Katharina Staritz, the daughter of a secondary school teacher in Bremen, studied philosophy and theology. In 1932 she was appointed to the supraparochial service in Breslau and did welfare work as a city curate. In 1938 she took charge of the Silesian Confidential Office of the “Church Aid Office for Protestant Non-Aryans” (Pastor Grüber’s Office) and helped victims of discrimination and persecution to move to other places in Germany or to emigrate. When the German Jews were forced to wear the “Jewish Star” in September 1941, Katharina Staritz urged the Breslau pastorates in a circular letter not to ostracize the parish members affected by this discrimination. As a result she was suspended by the Protestant consistory and fiercely attacked in the SS newspaper, “Das Schwarze Korps” (The Black Corps).
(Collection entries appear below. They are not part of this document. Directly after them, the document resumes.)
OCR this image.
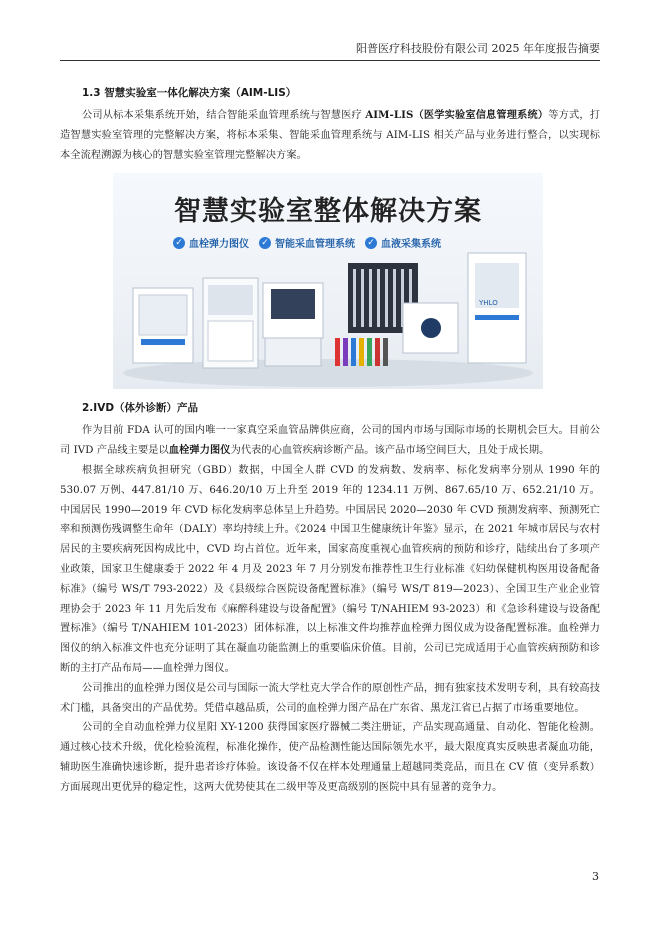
阳普医疗科技股份有限公司 2025 年年度报告摘要
1.3 智慧实验室一体化解决方案（AIM-LIS）

公司从标本采集系统开始，结合智能采血管理系统与智慧医疗 AIM-LIS（医学实验室信息管理系统）等方式，打造智慧实验室管理的完整解决方案，将标本采集、智能采血管理系统与 AIM-LIS 相关产品与业务进行整合，以实现标本全流程溯源为核心的智慧实验室管理完整解决方案。

智慧实验室整体解决方案
✓ 血栓弹力图仪 ✓ 智能采血管理系统 ✓ 血液采集系统
YHLO
2.IVD（体外诊断）产品

作为目前 FDA 认可的国内唯一一家真空采血管品牌供应商，公司的国内市场与国际市场的长期机会巨大。目前公司 IVD 产品线主要是以血栓弹力图仪为代表的心血管疾病诊断产品。该产品市场空间巨大，且处于成长期。

根据全球疾病负担研究（GBD）数据，中国全人群 CVD 的发病数、发病率、标化发病率分别从 1990 年的 530.07 万例、447.81/10 万、646.20/10 万上升至 2019 年的 1234.11 万例、867.65/10 万、652.21/10 万。中国居民 1990—2019 年 CVD 标化发病率总体呈上升趋势。中国居民 2020—2030 年 CVD 预测发病率、预测死亡率和预测伤残调整生命年（DALY）率均持续上升。《2024 中国卫生健康统计年鉴》显示，在 2021 年城市居民与农村居民的主要疾病死因构成比中，CVD 均占首位。近年来，国家高度重视心血管疾病的预防和诊疗，陆续出台了多项产业政策，国家卫生健康委于 2022 年 4 月及 2023 年 7 月分别发布推荐性卫生行业标准《妇幼保健机构医用设备配备标准》（编号 WS/T 793-2022）及《县级综合医院设备配置标准》（编号 WS/T 819—2023）、全国卫生产业企业管理协会于 2023 年 11 月先后发布《麻醉科建设与设备配置》（编号 T/NAHIEM 93-2023）和《急诊科建设与设备配置标准》（编号 T/NAHIEM 101-2023）团体标准，以上标准文件均推荐血栓弹力图仪成为设备配置标准。血栓弹力图仪的纳入标准文件也充分证明了其在凝血功能监测上的重要临床价值。目前，公司已完成适用于心血管疾病预防和诊断的主打产品布局——血栓弹力图仪。

公司推出的血栓弹力图仪是公司与国际一流大学杜克大学合作的原创性产品，拥有独家技术发明专利，具有较高技术门槛，具备突出的产品优势。凭借卓越品质，公司的血栓弹力图产品在广东省、黑龙江省已占据了市场重要地位。

公司的全自动血栓弹力仪星阳 XY-1200 获得国家医疗器械二类注册证，产品实现高通量、自动化、智能化检测。通过核心技术升级，优化检验流程，标准化操作，使产品检测性能达国际领先水平，最大限度真实反映患者凝血功能，辅助医生准确快速诊断，提升患者诊疗体验。该设备不仅在样本处理通量上超越同类竞品，而且在 CV 值（变异系数）方面展现出更优异的稳定性，这两大优势使其在二级甲等及更高级别的医院中具有显著的竞争力。

3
At the beginning of March 1942 the Gestapo took Katharina Staritz into “Schutzhaft” (“protective custody”) and held her in detention in various prisons until she was deported to Ravensbrück concentration camp in August 1942. After her release in May 1943 she remained under Gestapo supervision and was banned from working in her profession. Katharina Staritz survived the war and worked in the pastoral service in Thuringia and Hesse after 1945.